Is Clean Beauty Just a Marketing Trick?
Meet your Guest Blogger Lynn Anna Lafreniere! Lynn Anna is a model and beauty/wellness blogger based in NYC. She is passionate about skincare, wellness and helping others. You can follow her adventures on instagram and read her advice on her popular blog. Today she will answer an important questions for us, “is clean beauty legit?”
I wanted to catch up with her to find out if clean beauty is just a marketing trick. Here is what she had to say…
Many mainstream brands have started to label their products as “clean beauty” because consumers are more interested in knowing what they are putting on their skin. This label has experienced the highest growth in recent years, and brands are eager to cash in on the trend.
The average consumer now pays more attention to the ingredients on the label because they understand that some elements are dangerous for the environment, can damage the skin, and should never be used in beauty products to begin with. (Ex: Plastic microbeads used in face wash.)
Many consumers also have sensitive skin caused by stressful lifestyles, air pollution, and poor nutrition.

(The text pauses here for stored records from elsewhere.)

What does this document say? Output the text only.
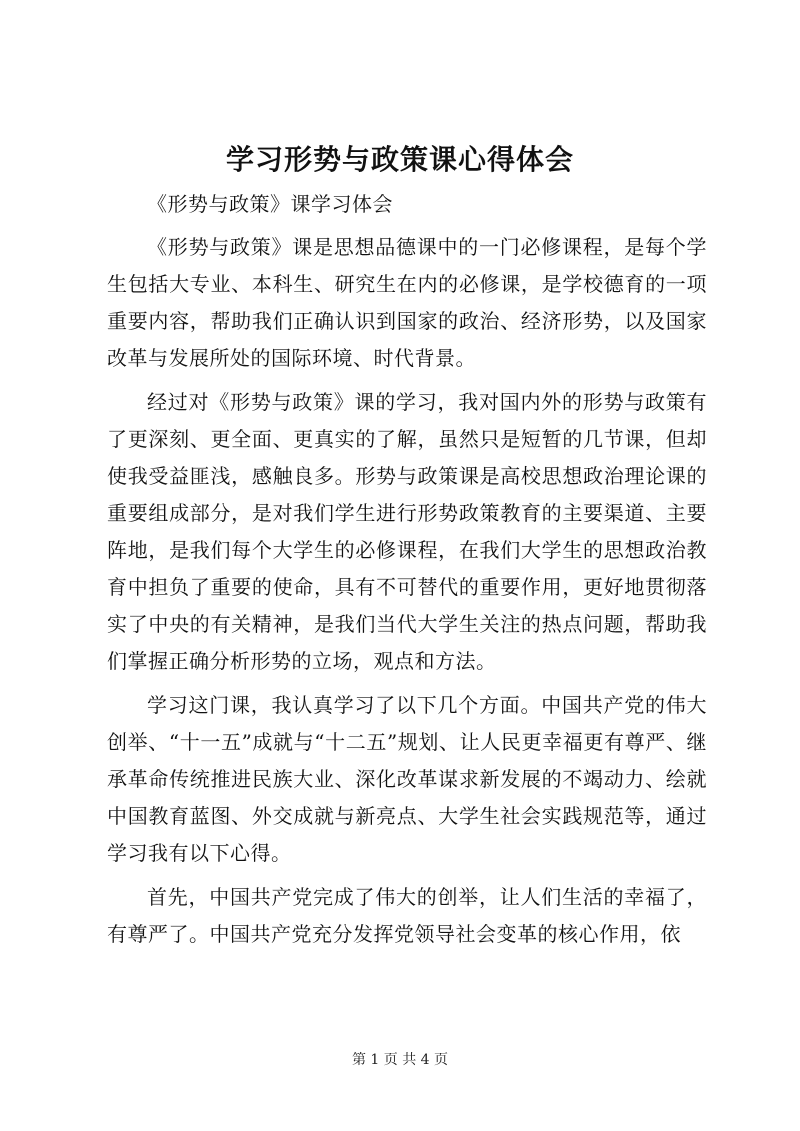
学习形势与政策课心得体会

《形势与政策》课学习体会

《形势与政策》课是思想品德课中的一门必修课程，是每个学生包括大专业、本科生、研究生在内的必修课，是学校德育的一项重要内容，帮助我们正确认识到国家的政治、经济形势，以及国家改革与发展所处的国际环境、时代背景。

经过对《形势与政策》课的学习，我对国内外的形势与政策有了更深刻、更全面、更真实的了解，虽然只是短暂的几节课，但却使我受益匪浅，感触良多。形势与政策课是高校思想政治理论课的重要组成部分，是对我们学生进行形势政策教育的主要渠道、主要阵地，是我们每个大学生的必修课程，在我们大学生的思想政治教育中担负了重要的使命，具有不可替代的重要作用，更好地贯彻落实了中央的有关精神，是我们当代大学生关注的热点问题，帮助我们掌握正确分析形势的立场，观点和方法。

学习这门课，我认真学习了以下几个方面。中国共产党的伟大创举、“十一五”成就与“十二五”规划、让人民更幸福更有尊严、继承革命传统推进民族大业、深化改革谋求新发展的不竭动力、绘就中国教育蓝图、外交成就与新亮点、大学生社会实践规范等，通过学习我有以下心得。

首先，中国共产党完成了伟大的创举，让人们生活的幸福了，有尊严了。中国共产党充分发挥党领导社会变革的核心作用，依

第 1 页 共 4 页
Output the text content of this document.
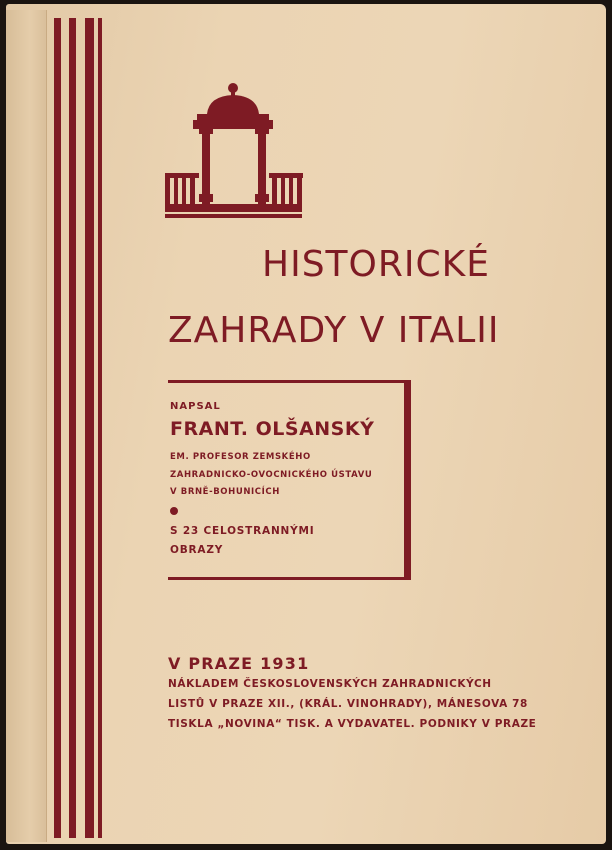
HISTORICKÉ
ZAHRADY V ITALII
NAPSAL
FRANT. OLŠANSKÝ
EM. PROFESOR ZEMSKÉHO
ZAHRADNICKO-OVOCNICKÉHO ÚSTAVU
V BRNĚ-BOHUNICÍCH
S 23 CELOSTRANNÝMI
OBRAZY
V PRAZE 1931
NÁKLADEM ČESKOSLOVENSKÝCH ZAHRADNICKÝCH
LISTŮ V PRAZE XII., (KRÁL. VINOHRADY), MÁNESOVA 78
TISKLA „NOVINA“ TISK. A VYDAVATEL. PODNIKY V PRAZE
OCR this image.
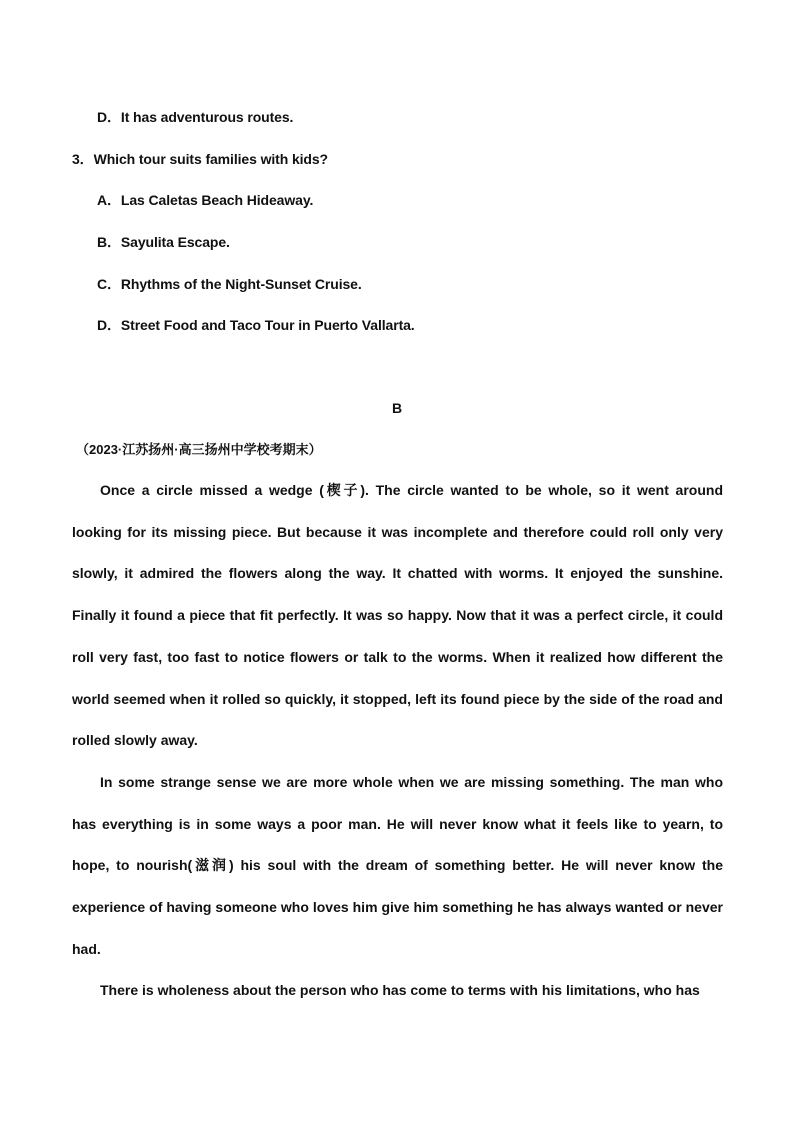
D．It has adventurous routes.
3．Which tour suits families with kids?
A．Las Caletas Beach Hideaway.
B．Sayulita Escape.
C．Rhythms of the Night-Sunset Cruise.
D．Street Food and Taco Tour in Puerto Vallarta.
B
（2023·江苏扬州·高三扬州中学校考期末）

Once a circle missed a wedge (楔子). The circle wanted to be whole, so it went around looking for its missing piece. But because it was incomplete and therefore could roll only very slowly, it admired the flowers along the way. It chatted with worms. It enjoyed the sunshine. Finally it found a piece that fit perfectly. It was so happy. Now that it was a perfect circle, it could roll very fast, too fast to notice flowers or talk to the worms. When it realized how different the world seemed when it rolled so quickly, it stopped, left its found piece by the side of the road and rolled slowly away.

In some strange sense we are more whole when we are missing something. The man who has everything is in some ways a poor man. He will never know what it feels like to yearn, to hope, to nourish(滋润) his soul with the dream of something better. He will never know the experience of having someone who loves him give him something he has always wanted or never had.

There is wholeness about the person who has come to terms with his limitations, who has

Consumers are interested in products that are formulated with as few ingredients as possible.
But, if we look deeper, what does the word “clean” mean? How exactly can it be defined? Are the products labeled as “clean” more effective than others? If they are clean and use natural ingredients, does that automatically mean the product is suitable for our skin?
So many questions and so much confusion, so let’s take a closer look.
What is “clean” beauty?
This cosmetic trend has no formal and strict definition. No one can tell you what is best for your skin. “Clean” and plant-based products are supposed to be a safe alternative. But, in practice, it isn’t that simple. If the product is labeled as “clean,” it doesn’t mean it can’t be harmful to the skin in any way. Every skin is different and reacts differently to any ingredient. At its core, “clean” beauty focuses on the impact of cosmetic products on our health and eliminating proven toxic ingredients. The marketing refers to eco-friendly cosmetics that are formulated without chemicals but with natural and vegan ingredients instead. But, sometimes, the natural ingredients can cause more problems to your skin than some synthetic ingredients. (Ex. Walnuts shouldn’t be used as an exfoliate on your face because they can cause micro-tears.)
Also, “clean” labeled products aren’t necessarily free of all chemical additives, and the label does not only apply to organic or natural cosmetics.
To sum it up:
“Clean” doesn’t always mean safe. There is no specific formula that can define what clean beauty really means. Skincare is an extensive business and requires heavy marketing. Companies use many marketing tricks to convince people to buy certain products. To help you make the right purchasing decisions focus on your skin needs first. Also, do your research on what ingredients are scientifically proven, beneficial, and safe.